Optimizing One-shot Promotional Inducements in a Two-sided Choice Setting: An Application to Scholarship Offerings

Abstract: Each year, university admissions administrators face the complex task of distributing scholarship funds across admitted students with the objective of luring the most desirable cohort (in expected gender parity, standardized test scores, etc.) to accept their offers, subject to various stochastic constraints (e.g., expected total scholarship expended; cohort size). This constitutes a unique two-sided choice setting in which schools, when determining the optimal scholarship amounts, need to incorporate their beliefs about each student’s offers from competing ones.
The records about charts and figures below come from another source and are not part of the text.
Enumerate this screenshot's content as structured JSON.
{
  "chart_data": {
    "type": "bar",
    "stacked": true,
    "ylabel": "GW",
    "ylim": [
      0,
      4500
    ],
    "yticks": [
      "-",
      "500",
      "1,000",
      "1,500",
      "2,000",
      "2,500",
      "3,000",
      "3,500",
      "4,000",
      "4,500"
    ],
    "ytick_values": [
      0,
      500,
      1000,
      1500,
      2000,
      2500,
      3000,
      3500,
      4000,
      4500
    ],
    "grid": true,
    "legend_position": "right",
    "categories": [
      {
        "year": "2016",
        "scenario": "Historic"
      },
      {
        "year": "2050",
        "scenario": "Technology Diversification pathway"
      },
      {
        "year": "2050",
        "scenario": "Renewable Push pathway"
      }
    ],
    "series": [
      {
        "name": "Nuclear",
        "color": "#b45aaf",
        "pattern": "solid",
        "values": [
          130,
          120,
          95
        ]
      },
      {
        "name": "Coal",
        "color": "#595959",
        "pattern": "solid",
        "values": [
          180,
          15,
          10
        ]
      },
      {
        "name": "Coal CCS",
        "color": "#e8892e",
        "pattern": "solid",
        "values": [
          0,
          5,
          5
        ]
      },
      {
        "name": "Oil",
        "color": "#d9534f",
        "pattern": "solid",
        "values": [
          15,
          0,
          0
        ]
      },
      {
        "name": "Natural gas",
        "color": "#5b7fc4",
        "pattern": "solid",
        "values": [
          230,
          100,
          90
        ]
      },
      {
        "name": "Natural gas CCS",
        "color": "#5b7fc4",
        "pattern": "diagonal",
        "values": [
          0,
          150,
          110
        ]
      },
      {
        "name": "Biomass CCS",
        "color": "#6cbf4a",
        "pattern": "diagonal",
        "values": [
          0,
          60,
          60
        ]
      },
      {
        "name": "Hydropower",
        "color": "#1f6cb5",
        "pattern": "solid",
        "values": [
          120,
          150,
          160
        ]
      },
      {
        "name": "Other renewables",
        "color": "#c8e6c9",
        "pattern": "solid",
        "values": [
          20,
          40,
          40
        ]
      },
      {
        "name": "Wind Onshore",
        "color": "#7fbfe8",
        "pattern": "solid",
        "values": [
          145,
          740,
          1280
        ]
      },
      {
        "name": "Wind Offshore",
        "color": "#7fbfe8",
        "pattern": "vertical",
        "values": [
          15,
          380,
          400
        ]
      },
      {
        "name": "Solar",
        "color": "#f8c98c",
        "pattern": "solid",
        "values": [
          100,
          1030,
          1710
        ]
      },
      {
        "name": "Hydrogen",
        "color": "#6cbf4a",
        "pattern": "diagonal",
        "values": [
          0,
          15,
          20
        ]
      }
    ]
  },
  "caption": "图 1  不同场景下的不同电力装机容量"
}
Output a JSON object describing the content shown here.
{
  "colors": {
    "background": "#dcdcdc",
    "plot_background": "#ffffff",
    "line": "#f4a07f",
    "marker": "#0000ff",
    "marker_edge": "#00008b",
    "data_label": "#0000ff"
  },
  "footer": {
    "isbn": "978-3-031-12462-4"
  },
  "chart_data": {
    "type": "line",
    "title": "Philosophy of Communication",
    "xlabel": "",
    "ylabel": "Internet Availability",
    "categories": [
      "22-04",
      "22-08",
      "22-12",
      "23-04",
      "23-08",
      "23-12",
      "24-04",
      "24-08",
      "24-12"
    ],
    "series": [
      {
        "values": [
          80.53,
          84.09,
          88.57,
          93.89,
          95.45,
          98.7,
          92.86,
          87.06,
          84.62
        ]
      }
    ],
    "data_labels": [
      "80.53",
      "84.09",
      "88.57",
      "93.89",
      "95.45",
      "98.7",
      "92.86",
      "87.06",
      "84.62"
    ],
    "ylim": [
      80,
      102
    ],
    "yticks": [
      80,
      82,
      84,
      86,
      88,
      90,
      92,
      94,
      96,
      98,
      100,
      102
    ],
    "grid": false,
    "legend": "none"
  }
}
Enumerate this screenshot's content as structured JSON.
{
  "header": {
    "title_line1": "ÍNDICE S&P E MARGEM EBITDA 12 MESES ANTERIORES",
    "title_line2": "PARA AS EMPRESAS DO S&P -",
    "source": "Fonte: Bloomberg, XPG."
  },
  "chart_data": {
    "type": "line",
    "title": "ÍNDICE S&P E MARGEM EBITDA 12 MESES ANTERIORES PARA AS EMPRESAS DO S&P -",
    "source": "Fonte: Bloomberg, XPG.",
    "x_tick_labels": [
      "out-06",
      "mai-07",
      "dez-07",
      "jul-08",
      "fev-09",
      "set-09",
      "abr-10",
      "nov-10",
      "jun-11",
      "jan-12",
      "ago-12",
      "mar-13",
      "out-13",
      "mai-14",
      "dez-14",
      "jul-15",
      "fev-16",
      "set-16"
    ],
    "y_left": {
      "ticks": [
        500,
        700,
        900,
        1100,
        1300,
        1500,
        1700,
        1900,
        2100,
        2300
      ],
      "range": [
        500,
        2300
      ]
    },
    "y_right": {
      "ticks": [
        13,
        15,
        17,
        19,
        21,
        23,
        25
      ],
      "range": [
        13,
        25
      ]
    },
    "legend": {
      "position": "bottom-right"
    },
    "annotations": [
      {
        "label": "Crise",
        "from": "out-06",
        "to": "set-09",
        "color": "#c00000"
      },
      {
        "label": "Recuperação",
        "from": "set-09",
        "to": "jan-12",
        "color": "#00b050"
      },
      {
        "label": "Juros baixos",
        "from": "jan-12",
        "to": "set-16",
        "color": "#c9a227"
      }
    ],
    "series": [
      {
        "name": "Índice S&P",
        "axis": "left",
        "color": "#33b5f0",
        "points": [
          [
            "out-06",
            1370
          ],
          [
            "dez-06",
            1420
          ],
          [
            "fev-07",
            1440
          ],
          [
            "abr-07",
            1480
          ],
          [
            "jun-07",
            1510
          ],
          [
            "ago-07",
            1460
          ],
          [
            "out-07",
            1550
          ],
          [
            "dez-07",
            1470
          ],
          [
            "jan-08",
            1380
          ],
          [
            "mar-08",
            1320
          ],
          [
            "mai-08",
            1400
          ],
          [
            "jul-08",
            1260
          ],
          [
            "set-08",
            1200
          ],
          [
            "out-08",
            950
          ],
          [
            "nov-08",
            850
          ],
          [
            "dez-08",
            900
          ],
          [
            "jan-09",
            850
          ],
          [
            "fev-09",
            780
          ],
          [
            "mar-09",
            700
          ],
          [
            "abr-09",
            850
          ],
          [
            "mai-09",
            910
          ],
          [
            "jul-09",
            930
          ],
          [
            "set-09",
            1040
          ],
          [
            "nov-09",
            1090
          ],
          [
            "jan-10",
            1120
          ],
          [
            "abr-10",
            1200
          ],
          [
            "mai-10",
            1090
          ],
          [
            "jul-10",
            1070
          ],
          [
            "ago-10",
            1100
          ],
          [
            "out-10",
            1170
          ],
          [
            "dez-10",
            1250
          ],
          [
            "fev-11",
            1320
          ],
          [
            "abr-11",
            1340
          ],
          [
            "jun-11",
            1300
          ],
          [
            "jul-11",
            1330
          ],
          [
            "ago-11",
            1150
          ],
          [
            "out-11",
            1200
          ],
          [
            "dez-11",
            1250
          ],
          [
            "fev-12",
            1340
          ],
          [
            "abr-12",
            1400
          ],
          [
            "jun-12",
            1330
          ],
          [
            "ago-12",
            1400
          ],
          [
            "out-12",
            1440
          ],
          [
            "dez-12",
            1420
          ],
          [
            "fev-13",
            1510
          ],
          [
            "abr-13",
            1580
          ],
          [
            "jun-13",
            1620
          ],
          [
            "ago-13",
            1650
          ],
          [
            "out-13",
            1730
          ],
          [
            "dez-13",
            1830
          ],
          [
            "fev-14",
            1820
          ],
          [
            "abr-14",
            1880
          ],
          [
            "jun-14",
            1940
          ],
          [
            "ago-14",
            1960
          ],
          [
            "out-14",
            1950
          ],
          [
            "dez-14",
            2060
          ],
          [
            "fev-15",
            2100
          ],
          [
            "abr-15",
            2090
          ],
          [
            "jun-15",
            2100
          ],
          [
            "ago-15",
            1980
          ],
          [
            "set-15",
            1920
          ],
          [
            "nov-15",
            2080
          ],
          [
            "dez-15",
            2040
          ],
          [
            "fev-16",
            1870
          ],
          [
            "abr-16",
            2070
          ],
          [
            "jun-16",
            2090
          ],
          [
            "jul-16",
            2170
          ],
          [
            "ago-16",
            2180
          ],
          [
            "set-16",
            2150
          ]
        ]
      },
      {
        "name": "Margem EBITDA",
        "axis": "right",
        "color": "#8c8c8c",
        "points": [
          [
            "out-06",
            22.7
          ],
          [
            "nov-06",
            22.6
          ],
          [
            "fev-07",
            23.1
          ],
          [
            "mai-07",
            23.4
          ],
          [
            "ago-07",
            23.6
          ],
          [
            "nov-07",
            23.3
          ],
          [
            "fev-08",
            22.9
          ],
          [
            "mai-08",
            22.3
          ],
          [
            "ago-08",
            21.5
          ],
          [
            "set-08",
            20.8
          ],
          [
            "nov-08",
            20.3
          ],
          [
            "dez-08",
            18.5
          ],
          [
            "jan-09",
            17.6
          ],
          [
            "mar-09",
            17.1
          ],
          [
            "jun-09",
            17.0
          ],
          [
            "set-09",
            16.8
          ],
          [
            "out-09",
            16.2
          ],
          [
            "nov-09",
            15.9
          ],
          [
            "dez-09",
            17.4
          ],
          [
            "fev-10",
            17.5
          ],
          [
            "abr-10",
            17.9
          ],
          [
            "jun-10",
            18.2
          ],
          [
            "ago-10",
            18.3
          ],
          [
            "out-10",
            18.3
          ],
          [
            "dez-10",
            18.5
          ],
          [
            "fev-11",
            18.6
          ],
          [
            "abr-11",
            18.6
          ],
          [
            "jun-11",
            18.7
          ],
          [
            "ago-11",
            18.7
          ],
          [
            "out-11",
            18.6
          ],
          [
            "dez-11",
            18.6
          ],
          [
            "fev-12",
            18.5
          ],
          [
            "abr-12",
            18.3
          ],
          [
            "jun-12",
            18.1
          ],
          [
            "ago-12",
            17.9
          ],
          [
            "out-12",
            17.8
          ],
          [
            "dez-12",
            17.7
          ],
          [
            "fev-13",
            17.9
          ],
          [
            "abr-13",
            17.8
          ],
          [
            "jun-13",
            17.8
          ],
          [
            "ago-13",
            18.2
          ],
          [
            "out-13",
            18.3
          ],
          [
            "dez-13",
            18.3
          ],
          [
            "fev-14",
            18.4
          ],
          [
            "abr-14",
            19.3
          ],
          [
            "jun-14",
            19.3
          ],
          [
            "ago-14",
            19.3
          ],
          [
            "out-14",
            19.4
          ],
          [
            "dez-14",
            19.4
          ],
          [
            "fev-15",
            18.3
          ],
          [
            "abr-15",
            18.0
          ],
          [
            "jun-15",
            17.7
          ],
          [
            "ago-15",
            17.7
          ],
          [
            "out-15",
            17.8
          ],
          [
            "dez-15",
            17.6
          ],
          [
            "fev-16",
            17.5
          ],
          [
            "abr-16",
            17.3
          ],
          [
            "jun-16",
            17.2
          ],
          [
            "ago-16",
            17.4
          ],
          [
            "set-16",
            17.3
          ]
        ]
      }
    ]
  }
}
We use a dataset from a university graduate program to make inferences on each student’s unobservable choice (admissions-scholarship) set, and then evaluate the prospects of converting them under various scholarship amounts. To accurately assess the impact of scholarships on students’ propensity to accept an offer, we collaborate with the financial aid directors to conduct two rounds of efficient field experiments on portions of admitted students one year apart. Specifically, scholarship amounts are orthogonally adjusted within each stratum of estimated offer acceptance propensities to induce maximal variations in treatment.